Londra ha lanciato messaggi confusi sulla sua visione del paese dopo la Brexit. Ora tornano gli slogan di sempre (“take back control” e riconquista della sovranità), ma dovranno essere declinati in una strategia precisa. E qui si arriva a un altro personaggio chiave della storia Brexit che abbiamo visto per l’ultima volta con uno scatolone tra le mani: Dom Cummings. Il principale consigliere di Johnson aveva non soltanto architettato la Brexit ma scritto anche (è un autore prolisso) come andava ricostruito il paese assieme al divorzio dall’Ue. Nella visione di Cummings, la libertà dalle regole europee avrebbe dato al governo la possibilità di intervenire a proprio piacimento su questioni come il cambiamento climatico, l’immigrazione, l’innovazione.
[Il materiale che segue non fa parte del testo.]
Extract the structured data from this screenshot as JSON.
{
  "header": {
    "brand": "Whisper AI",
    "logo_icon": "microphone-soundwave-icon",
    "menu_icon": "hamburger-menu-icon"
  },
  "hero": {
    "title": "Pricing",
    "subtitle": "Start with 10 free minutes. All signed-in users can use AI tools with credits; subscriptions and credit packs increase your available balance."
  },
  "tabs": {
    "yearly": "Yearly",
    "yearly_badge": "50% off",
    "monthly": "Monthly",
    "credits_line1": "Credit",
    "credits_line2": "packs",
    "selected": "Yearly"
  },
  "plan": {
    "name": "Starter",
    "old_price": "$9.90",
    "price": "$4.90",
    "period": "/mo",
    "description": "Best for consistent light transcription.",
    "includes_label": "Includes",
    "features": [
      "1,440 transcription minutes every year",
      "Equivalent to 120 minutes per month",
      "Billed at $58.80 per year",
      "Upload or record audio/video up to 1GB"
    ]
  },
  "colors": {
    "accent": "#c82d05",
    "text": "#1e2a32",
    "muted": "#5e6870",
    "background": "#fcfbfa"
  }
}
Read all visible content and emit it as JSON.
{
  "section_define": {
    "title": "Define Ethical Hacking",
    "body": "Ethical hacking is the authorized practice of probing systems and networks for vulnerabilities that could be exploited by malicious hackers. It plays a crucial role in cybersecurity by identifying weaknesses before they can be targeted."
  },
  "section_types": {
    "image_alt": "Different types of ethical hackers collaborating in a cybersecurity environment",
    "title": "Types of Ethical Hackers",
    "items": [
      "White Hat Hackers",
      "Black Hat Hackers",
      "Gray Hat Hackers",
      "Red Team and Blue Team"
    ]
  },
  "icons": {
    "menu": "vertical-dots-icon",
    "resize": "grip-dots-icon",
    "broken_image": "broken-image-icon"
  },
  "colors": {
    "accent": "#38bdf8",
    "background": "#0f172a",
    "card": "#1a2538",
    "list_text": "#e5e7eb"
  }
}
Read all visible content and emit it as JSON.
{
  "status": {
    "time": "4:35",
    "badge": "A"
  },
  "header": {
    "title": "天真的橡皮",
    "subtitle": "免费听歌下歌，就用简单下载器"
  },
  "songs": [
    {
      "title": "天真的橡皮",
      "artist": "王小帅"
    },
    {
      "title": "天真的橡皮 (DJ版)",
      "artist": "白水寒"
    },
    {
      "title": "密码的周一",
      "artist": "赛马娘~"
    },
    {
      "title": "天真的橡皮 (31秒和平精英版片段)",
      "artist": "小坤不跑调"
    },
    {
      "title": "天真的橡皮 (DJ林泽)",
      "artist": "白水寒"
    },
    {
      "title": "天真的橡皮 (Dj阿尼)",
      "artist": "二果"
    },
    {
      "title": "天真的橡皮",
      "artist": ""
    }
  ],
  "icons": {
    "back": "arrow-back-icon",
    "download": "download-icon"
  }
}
La forza economica del Regno era nella possibilità di farlo diventare un hub di tecnologia e investimento in intelligenza artificiale e green economy. Secondo alcuni commentatori c’era anche una rapacità insita in questa visione che si è materializzata sulla faccenda dei vaccini: Londra è corsa per prima a prendere il miglior prodotto su piazza (che non era made in UK). Per questa trasformazione, il governo ha detto di voler valorizzare i cosiddetti “freeport”, le zone di manifattura con tasse basse che secondo gli scettici agevolano l’evasione e che invece sono il punto d’attrazione su cui poggia la strategia inglese di attirare investimenti stranieri. O forse è meglio dire “poggiava”? Quanto Cummings resterà nel governo Johnson? Oggi nessuno sa rispondere alla domanda. Tim Shipman del Times ha raccontato che Cummings ha mandato un messaggio a un ex collega il giorno della vigilia: “E’ un buon accordo?”. La risposta è stata: “Sì”. Cummings ha fatto altre domande e poi l’ultimo messaggio: “Sembra che ce l’abbiate fatta”. 

    

Il Regno Unito continuerà a far parte del programma spaziale Copernico, ma non del progetto Galileo, che non è compreso (come l’Erasmus) nell’accordo Brexit. E’ un piccolo dettaglio che ha fatto sobbalzare molti perché sembra che, dopo tante promesse e annunci sull’anima “europea” del Regno nonostante il divorzio, gli aspetti culturali e progettuali siano stati i più sacrificati. 

   

La mattina del 24 dicembre, il Brexit day, un manager della Bbc ha chiamato Downing Street chiedendo: annunciate quando volete, ma non mentre trasmettiamo il film di Natale, “Kung fu Panda”. All’una e mezza, Johnson ha telefonato alla von der Leyen: “Dobbiamo arrivare a un accordo, devo mandare Frosty (David Frost, il caponegoziatore britannico) a casa per le feste”. Un’ora dopo, Frost su Whatsapp: “Penso che ci siamo”. 

 

Venti minuti più tardi, Johnson ha chiamato la von der Leyen: “Quindi abbiamo un accordo, Ursula”. 

 

“Yes, we do”, ha detto lei, che incidentalmente è quel che si dice quando ci si sposa, o forse quando si realizza che la guerra è finita.